15. A kit for detecting DNA methylation based on quantitative polymerase chain reaction (qPCR), comprising parameter settings for PCR with two programs, which denature conditions are conducted in high temperature and low temperature respectively, wherein the ΔCt obtained by subtracting of the Ct value of qPCR conducted in two programs with same reaction mixture, and the following components: a Taq enzyme premix system, primers and probes of target genes for qPCR, and reagents for plotting a reference curve.

16. The kit according to claim 15, (1) wherein the reagents for plotting the reference curve comprise deoxynucleotide triphosphate (dNTP) reagents with different proportions of methylated cytosine and a common reagent for polymerase chain reaction (PCR);

(2) wherein the target genes for detection of lung cancer or CRC comprises, but is not limited to, one or more selected from the group consisting of the following genes: APC, SHOX2, Apobec3B, P53, AID, HOXD12, Alu, SDC2, WDR17, and ADHFE1.

17. The kit according to claim 16, wherein the dNTP reagents with different proportions of methylated cytosine each comprise equal molar concentrations of deoxyadenosine triphosphate (dATP), deoxythymidine triphosphate (dTTP), deoxyguanosine triphosphate (dGTP), and a reagent A; and

the reagent A is 5′-methyl-deoxycytidine triphosphate (5′-m-dCTP) and/or deoxycytidine triphosphate (dCTP).

18. The kit according to claim 17, wherein in the reagent A, a molar ratio of the 5′-m-dCTP to the dCTP falls into the parameters as follows: 1:0, 1:(1-30), or 0:1.

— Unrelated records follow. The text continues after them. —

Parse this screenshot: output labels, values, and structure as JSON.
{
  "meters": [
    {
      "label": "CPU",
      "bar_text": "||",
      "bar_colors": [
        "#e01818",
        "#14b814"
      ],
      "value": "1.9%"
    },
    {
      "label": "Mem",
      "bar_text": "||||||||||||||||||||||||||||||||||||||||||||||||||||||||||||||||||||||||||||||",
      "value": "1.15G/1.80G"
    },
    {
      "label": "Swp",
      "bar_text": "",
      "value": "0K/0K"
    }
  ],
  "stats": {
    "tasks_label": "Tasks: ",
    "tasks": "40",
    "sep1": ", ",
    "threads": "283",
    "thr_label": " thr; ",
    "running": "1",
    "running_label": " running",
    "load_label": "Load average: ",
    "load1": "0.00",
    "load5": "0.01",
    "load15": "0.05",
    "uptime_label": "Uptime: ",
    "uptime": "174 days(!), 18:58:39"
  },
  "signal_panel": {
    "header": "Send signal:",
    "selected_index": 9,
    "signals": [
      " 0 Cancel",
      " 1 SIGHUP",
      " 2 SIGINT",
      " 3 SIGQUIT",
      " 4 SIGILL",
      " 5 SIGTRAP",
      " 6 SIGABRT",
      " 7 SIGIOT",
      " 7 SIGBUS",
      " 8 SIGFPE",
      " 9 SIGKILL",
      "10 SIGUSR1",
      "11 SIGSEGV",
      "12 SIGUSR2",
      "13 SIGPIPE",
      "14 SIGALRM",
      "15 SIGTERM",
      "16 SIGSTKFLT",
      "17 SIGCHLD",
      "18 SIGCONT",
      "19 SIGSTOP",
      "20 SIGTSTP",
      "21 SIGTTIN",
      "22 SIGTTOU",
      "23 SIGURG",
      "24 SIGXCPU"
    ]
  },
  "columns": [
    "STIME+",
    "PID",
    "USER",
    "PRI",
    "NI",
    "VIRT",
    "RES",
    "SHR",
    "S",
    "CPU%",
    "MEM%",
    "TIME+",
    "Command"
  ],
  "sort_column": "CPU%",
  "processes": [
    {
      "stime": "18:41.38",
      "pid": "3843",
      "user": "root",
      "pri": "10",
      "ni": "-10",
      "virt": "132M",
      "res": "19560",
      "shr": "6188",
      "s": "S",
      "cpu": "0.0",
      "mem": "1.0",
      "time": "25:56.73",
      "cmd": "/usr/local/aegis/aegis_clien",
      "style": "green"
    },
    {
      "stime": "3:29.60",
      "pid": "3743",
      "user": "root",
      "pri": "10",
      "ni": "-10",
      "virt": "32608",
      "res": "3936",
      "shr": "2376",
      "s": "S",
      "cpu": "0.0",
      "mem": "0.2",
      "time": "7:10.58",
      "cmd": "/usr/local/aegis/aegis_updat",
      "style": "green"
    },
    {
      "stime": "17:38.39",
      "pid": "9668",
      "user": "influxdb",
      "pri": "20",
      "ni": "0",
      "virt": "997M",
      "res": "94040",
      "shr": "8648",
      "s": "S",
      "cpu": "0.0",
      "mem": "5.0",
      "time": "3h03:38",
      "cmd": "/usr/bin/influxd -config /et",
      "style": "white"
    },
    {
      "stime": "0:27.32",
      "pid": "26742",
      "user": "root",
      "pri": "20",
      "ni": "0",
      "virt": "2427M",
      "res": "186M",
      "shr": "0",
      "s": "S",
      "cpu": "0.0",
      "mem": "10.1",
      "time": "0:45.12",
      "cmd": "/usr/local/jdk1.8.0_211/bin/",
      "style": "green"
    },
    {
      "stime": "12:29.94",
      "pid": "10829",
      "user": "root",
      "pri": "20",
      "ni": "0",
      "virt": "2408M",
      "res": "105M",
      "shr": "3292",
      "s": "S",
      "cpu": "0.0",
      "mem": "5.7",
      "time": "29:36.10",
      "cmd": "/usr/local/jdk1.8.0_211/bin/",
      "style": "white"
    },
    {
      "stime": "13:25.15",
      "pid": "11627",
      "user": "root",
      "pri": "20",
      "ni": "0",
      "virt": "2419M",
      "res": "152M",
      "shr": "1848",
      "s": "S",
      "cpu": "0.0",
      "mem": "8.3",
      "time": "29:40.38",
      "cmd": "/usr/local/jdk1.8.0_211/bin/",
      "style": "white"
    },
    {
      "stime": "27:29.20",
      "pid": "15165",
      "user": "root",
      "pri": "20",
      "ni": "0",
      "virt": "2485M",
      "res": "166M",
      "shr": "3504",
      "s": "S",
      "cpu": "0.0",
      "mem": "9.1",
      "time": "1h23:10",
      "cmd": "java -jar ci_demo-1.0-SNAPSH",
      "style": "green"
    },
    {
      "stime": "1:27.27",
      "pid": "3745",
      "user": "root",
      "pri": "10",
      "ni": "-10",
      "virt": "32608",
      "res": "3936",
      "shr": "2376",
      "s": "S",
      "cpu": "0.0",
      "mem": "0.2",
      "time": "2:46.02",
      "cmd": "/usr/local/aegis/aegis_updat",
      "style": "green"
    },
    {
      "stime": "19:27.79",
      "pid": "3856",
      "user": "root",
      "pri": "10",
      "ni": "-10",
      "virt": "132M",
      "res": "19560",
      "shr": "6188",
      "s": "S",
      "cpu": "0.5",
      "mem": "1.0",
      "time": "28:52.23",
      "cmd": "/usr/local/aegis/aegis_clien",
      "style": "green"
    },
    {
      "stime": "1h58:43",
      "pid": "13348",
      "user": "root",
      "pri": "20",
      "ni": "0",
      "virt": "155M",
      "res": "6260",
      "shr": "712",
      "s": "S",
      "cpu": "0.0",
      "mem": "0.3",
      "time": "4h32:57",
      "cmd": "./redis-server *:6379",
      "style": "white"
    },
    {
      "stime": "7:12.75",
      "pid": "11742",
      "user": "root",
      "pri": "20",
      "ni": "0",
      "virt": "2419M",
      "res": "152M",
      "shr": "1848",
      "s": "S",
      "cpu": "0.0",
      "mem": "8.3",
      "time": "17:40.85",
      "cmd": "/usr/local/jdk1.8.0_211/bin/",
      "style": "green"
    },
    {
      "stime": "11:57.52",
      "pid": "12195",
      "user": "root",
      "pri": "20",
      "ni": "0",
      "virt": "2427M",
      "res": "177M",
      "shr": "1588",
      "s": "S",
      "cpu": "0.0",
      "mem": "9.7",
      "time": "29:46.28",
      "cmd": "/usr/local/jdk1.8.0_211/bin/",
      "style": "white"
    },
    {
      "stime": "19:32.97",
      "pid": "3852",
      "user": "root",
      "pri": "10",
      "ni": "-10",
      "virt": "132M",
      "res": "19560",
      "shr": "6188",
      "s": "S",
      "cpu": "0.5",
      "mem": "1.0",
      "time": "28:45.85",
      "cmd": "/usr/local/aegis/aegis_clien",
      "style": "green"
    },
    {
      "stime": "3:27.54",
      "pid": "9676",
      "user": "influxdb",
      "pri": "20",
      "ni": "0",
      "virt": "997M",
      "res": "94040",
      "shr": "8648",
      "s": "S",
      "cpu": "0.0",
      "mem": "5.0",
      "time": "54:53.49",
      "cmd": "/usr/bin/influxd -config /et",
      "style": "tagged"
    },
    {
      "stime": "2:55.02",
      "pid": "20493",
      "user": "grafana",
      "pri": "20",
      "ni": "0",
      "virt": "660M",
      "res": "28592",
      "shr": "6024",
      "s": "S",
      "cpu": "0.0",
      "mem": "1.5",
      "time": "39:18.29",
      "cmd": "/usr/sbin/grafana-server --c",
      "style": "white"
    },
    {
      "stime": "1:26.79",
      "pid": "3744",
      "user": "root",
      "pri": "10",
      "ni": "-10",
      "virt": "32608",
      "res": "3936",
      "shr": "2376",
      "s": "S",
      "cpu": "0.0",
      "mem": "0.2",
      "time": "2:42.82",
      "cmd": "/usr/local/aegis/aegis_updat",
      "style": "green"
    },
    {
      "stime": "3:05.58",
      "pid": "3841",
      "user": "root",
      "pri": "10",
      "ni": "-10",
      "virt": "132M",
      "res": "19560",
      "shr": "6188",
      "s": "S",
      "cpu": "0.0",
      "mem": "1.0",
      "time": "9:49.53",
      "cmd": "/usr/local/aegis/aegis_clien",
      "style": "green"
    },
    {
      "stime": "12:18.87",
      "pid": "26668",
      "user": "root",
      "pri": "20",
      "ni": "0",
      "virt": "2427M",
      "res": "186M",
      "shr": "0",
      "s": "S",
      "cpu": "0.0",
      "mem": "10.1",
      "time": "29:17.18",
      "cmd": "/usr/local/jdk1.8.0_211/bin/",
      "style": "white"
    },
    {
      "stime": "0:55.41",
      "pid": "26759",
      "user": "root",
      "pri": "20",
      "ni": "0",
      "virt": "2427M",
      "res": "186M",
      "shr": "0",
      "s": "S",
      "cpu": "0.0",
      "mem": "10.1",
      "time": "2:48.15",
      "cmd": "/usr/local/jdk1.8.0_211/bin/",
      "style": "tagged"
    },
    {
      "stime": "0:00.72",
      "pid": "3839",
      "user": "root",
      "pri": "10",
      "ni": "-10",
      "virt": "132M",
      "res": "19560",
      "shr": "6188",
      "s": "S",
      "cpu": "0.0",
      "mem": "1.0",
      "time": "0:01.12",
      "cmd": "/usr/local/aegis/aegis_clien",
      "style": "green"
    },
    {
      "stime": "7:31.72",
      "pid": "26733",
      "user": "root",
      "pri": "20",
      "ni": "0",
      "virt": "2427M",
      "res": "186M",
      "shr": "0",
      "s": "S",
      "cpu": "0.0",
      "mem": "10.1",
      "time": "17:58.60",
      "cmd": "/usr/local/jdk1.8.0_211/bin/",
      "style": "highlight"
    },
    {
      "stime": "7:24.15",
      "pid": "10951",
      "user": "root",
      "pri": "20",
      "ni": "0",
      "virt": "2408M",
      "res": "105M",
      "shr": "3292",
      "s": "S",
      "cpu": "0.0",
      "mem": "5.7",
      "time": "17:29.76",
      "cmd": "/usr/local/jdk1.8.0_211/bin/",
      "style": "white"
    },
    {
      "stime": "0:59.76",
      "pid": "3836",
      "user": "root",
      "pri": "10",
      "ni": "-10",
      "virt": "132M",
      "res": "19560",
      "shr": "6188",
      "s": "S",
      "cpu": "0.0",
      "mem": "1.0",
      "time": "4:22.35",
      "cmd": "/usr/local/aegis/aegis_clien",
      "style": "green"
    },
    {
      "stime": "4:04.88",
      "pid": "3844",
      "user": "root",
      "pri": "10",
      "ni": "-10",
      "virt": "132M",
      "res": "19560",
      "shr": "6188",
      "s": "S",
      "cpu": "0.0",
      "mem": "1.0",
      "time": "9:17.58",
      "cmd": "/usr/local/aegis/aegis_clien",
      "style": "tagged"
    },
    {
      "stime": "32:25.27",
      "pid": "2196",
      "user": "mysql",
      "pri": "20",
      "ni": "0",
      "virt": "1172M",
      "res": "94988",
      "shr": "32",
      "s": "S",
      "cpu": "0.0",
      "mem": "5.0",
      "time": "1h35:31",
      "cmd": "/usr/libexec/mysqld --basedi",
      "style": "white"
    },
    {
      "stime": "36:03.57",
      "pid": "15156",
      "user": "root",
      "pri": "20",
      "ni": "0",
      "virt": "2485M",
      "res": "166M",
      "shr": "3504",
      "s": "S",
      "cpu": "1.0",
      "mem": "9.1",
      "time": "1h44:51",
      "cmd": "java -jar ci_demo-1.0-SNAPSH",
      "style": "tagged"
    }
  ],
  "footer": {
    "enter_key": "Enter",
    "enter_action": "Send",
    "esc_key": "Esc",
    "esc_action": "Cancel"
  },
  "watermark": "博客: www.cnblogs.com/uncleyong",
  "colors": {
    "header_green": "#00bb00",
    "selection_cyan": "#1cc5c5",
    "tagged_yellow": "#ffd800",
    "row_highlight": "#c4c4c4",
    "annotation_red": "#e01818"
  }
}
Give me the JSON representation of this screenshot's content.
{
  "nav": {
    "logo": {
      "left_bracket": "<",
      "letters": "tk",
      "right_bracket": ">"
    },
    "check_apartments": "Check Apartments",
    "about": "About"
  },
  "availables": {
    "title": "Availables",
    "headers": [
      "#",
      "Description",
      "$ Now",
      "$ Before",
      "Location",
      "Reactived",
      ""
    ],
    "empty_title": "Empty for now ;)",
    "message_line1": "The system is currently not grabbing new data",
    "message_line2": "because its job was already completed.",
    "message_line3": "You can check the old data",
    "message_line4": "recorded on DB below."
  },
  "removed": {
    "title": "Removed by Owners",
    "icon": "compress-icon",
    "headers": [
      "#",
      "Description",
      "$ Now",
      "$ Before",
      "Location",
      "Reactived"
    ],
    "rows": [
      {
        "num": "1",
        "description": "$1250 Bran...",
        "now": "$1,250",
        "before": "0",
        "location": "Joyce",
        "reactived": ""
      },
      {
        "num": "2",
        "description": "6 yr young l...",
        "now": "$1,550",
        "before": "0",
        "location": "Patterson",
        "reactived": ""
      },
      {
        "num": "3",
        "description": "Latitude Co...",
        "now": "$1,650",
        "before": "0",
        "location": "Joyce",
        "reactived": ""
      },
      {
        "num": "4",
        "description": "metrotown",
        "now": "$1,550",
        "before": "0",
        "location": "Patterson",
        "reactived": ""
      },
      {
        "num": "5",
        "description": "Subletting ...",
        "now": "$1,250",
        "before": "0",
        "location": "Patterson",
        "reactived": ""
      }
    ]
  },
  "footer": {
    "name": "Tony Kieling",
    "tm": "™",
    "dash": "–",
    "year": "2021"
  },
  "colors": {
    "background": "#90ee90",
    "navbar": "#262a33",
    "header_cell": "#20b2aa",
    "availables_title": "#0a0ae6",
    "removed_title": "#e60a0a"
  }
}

19. A method for detecting DNA methylation, comprising the following steps: wherein CtX-LH represents a Ct value of an X gene when amplified under low-temperature denaturation, CtX-HT represents a Ct value of an X gene when amplified under high-temperature denaturation, and X represents a target gene;

1. using the primers and probes in the kit according to claim 15 to prepare a reaction system for qPCR detection, and conducting high-temperature denaturation amplification and low-temperature denaturation amplification to obtain CtX-HT for the high-temperature denaturation amplification and CtX-LH for the low-temperature denaturation amplification;
2) substituting CtX-LH in and CtX-HT obtained in step 1) into equation I to obtain ΔCtx of a target gene, ΔCtx=CtX-LH−CtX-HT   equation I
3) using the reagents for plotting the reference curve in the kit according to claim 15 to amplify fragments of different DNA methylation levels for the target gene, subjecting resulting PCR data to the operations in step 1) and step 2) to obtain ΔCtx′ of the fragments of different DNA methylation levels, and based on a logarithm relationship between different proportions of methylated cytosine and ΔCtx′, plotting the reference curve; and
4) comparing ACtx of the target gene in step 2) with ΔCtx′ in the reference curve in step 3) to obtain a proportion of methylated cytosine in the target gene, such as to determine a DNA methylation level of the target gene.

20. The method according to claim 19, wherein the target gene comprises, but is not limited to, one or more selected from the group consisting of the following genes: APC, SHOX2, Apobec3B, P53, AID, HOXD12, Alu, SDC2, WDR17, and ADHFE1.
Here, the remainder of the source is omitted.